Your answer is correct

What might seem missing is that $M'$ erases any input, writes $w$ and simulates $M$ on $w$, so it might seem that for any input (say $x$ which we erase), $M'$ takes the same number of steps (simulating $w$), but $M'$ needs to take more steps on larger inputs!

The thing is when you erase the input, the larger the input the more steps you need to take, and so that's not a problem, if the machine can simply ignore the input without making steps, then we simply modify $M'$ to first make some arbitrary steps, the number of these would be the length of the input, then it can proceed by writing $w$ and simulating $M$.
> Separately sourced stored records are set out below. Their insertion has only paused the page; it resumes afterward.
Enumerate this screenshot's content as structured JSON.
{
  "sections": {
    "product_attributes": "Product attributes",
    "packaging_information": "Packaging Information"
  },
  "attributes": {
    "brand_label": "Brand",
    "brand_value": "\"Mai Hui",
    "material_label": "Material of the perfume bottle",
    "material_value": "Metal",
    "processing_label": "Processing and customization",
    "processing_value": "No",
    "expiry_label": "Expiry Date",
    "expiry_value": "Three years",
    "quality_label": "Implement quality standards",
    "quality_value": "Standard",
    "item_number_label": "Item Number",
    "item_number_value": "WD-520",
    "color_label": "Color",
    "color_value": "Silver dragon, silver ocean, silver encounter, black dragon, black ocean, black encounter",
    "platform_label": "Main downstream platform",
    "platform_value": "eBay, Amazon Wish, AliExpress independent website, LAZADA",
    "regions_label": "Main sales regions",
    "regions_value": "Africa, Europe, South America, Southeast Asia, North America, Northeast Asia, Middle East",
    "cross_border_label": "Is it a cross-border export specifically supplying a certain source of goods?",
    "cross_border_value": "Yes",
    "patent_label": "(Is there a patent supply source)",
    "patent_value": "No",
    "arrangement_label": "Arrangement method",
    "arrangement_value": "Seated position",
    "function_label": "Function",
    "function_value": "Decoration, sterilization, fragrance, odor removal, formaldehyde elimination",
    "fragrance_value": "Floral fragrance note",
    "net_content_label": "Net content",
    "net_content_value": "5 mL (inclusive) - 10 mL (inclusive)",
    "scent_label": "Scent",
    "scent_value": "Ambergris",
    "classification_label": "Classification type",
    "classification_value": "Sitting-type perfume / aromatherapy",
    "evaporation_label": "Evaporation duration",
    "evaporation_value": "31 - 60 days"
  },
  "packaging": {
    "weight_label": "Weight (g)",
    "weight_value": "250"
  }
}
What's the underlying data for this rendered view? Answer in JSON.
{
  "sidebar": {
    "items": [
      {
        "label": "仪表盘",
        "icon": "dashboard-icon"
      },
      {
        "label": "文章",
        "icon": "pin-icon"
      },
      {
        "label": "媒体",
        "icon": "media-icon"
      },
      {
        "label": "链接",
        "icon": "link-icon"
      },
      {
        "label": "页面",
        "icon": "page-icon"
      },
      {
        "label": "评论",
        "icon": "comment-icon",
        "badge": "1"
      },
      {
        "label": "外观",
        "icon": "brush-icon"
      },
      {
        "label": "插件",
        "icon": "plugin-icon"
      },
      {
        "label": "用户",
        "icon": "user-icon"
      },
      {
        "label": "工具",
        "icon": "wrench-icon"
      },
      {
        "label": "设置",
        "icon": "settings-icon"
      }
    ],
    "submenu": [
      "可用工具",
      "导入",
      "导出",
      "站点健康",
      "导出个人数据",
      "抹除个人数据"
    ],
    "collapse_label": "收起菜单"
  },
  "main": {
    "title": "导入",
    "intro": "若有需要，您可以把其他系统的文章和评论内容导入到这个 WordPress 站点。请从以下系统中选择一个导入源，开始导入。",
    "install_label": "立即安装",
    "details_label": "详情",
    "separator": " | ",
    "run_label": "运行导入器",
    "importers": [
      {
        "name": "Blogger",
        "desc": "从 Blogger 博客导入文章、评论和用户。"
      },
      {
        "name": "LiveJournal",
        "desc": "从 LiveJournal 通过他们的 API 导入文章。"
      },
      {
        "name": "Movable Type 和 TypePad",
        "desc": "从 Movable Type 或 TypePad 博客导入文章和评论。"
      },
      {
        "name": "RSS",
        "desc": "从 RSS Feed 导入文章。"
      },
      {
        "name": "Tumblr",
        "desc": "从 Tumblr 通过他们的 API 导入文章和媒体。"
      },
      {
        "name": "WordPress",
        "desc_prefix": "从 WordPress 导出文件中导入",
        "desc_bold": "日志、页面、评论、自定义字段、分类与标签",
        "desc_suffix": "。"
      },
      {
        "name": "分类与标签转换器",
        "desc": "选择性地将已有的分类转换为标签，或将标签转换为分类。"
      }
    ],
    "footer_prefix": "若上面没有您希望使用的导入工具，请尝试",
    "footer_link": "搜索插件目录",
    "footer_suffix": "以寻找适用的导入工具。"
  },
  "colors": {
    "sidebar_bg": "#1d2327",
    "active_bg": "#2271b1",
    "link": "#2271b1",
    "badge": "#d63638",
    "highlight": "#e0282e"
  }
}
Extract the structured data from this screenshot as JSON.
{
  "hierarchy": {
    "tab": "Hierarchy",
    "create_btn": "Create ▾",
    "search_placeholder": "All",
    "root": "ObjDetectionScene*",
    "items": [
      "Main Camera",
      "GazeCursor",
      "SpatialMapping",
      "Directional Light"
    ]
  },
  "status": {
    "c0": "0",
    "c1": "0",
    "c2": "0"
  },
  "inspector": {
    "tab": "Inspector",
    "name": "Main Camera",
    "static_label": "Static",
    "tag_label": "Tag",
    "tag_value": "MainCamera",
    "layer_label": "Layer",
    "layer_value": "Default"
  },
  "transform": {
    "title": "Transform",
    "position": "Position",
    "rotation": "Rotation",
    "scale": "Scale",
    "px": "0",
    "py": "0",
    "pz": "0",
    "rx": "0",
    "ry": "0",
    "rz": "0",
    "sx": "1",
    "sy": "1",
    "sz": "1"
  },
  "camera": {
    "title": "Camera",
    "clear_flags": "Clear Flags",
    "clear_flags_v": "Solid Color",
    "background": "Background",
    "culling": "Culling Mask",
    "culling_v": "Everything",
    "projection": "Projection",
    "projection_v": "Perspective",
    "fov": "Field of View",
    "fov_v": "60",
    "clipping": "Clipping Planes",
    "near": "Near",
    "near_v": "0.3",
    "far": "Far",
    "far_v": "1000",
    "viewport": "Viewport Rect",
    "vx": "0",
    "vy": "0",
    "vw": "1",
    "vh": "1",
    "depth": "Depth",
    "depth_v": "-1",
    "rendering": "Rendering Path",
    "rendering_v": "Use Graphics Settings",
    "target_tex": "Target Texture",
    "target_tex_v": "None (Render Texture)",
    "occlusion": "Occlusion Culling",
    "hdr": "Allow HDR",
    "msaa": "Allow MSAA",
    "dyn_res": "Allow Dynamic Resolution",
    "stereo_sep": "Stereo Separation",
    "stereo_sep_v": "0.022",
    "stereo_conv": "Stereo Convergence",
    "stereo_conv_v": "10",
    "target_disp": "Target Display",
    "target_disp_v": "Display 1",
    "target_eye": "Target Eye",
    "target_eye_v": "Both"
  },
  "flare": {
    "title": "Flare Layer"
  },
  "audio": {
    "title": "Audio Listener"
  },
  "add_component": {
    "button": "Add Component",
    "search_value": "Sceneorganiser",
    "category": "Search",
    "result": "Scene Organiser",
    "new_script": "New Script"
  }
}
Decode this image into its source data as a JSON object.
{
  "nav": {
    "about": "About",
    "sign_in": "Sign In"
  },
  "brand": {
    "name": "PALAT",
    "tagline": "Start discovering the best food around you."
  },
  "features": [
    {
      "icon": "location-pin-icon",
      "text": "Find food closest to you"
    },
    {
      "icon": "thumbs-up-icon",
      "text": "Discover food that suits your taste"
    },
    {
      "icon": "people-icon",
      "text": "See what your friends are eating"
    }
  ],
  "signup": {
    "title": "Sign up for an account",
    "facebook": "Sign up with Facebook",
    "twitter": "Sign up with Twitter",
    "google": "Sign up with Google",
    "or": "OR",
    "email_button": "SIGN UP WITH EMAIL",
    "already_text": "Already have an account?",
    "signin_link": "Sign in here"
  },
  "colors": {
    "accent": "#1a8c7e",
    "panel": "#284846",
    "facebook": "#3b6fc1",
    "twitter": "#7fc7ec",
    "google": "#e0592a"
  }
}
If $\langle M,w \rangle \in \mathrm{HALT}$, $\langle M' \rangle \in \mathrm{MON}$ since whatever the input, $M'$ is simulated only on $w$ and so it halts on every input, also for any inputs $x_1,x_2$, where $\vert x_1 \vert > \vert x_2 \vert $, $M'$ takes more steps on $x_1$ than $x_2$ since deleting $x_1$ takes more steps (or $M'$ simply made $\vert x_1 \vert$ arbitrary steps on $x_1$) then $M'$ simulates $w$ in both cases.

If $\langle M,w \rangle \notin \mathrm{HALT}$, $\langle M' \rangle \notin \mathrm{MON}$, since $M'$, whatever the input, is simulated only on $w'$ (hence it won't halt at any input).